Wikipedia provides a bit of history and context for this timeless book:
[The Elements of Style] was originally written in 1918 and privately published by Cornell University professor William Strunk, Jr., and was first revised with the help of Edward A. Tenney in 1935. In 1957, it came to the attention of E. B. White at The New Yorker. White had studied under Strunk in 1919 but had since forgotten the "little book" which he called a "forty-three-page summation of the case for cleanliness, accuracy, and brevity in the use of English."
A few weeks later, White wrote a piece for The New Yorker lauding Professor Strunk and his devotion to "lucid" English prose. The book's author having died in 1946, Macmillan and Company commissioned White to recast a new edition of The Elements of Style, published in 1959. In this revision, White independently expanded and modernized the 1918 work, creating the handbook now known to millions of writers and students as, simply, "Strunk and White". White's first edition sold some two million copies, with total sales of three editions surpassing ten million copies over a span of four decades.
This is all well and good if you plan to become a writer, but what's the connection between this timeless little book and writing a computer program?
Writing programs that the computer can understand is challenging, to be sure. That's why so few people, in the big scheme of things, become competent programmers. But writing paragraphs and sentences that your fellow humans can understand -- well, that's even more difficult. The longer you write programs and the older you get, eventually you come to realize that in order to truly succeed, you have to write programs that can be understood by both the computer and your fellow programmers.

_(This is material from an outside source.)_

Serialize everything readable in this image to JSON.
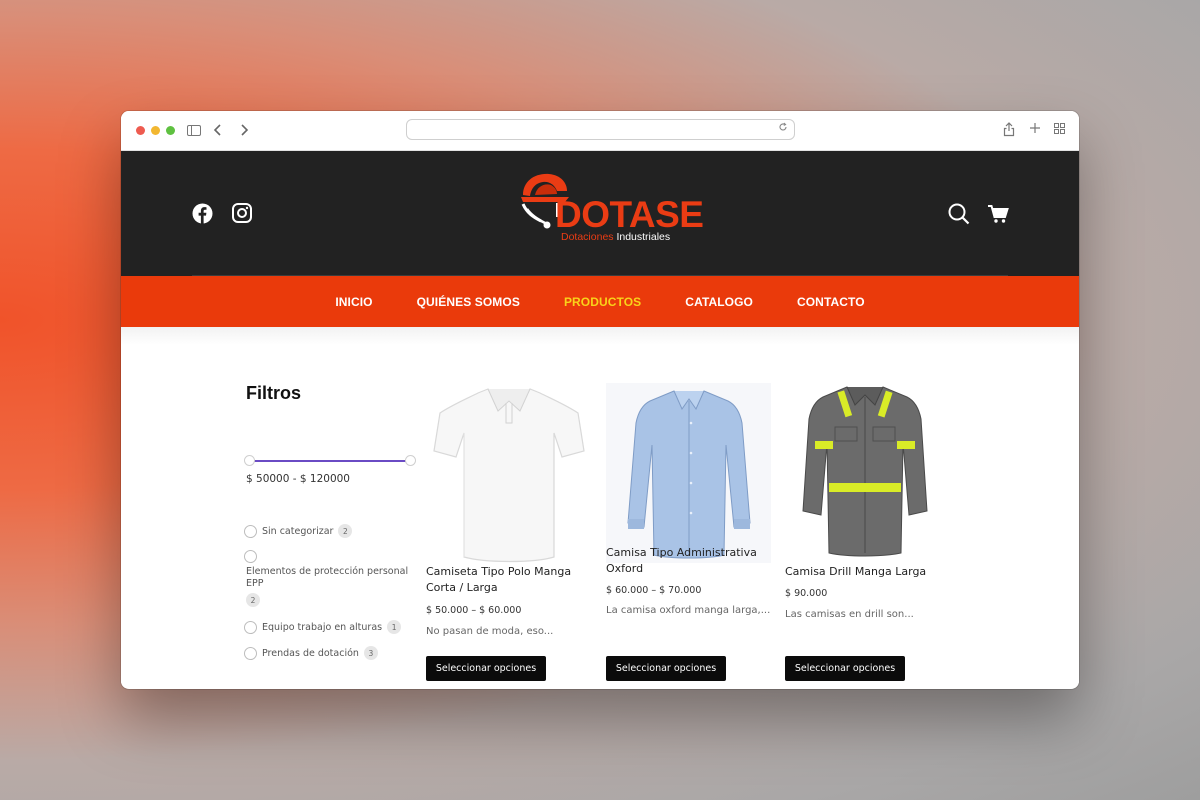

Of all the cruel tricks in software engineering, this has to be the cruelest. Most of us entered this field because the machines are so much more logical than people. And yet, even when you're writing code explicitly intended for the machine, you're still writing. For other people. Fallible, flawed, distracted human beings just like you. And that's the truly difficult part.
I think that's what Knuth was getting at with his concept of Literate Programming (pdf).
Let us change our traditional attitude to the construction of programs: Instead of imagining that our main task is to instruct a computer what to do, let us concentrate rather on explaining to human beings what we want a computer to do.
The practitioner of literate programming can be regarded as an essayist, whose main concern is with exposition and excellence of style. Such an author, with thesaurus in hand, chooses the names of variables carefully and explains what each variable means. He or she strives for a program that is comprehensible because its concepts have been introduced in an order that is best for human understanding, using a mixture of formal and informal methods that reinforce each other.
This is, of course, much easier said than done. Most of us spend our entire lives learning how to write effectively. A book like The Elements of Style can provide helpful guideposts that translate almost wholesale to the process of coding. I want to highlight the one rule from Elements of Style that I keep coming back to, over and over, since originally discovering the book so many years ago.
13. Omit needless words.
Vigorous writing is concise. A sentence should contain no unnecessary words, a paragraph no unnecessary sentences, for the same reason that a drawing should have no unnecessary lines and a machine no unnecessary parts. This requires not that the writer make all his sentences short, or that he avoid all detail and treat his subjects only in outline, but that every word tell.
What does this say to you about your writing? About your code?
Coding, after all, is just writing. How hard can it be?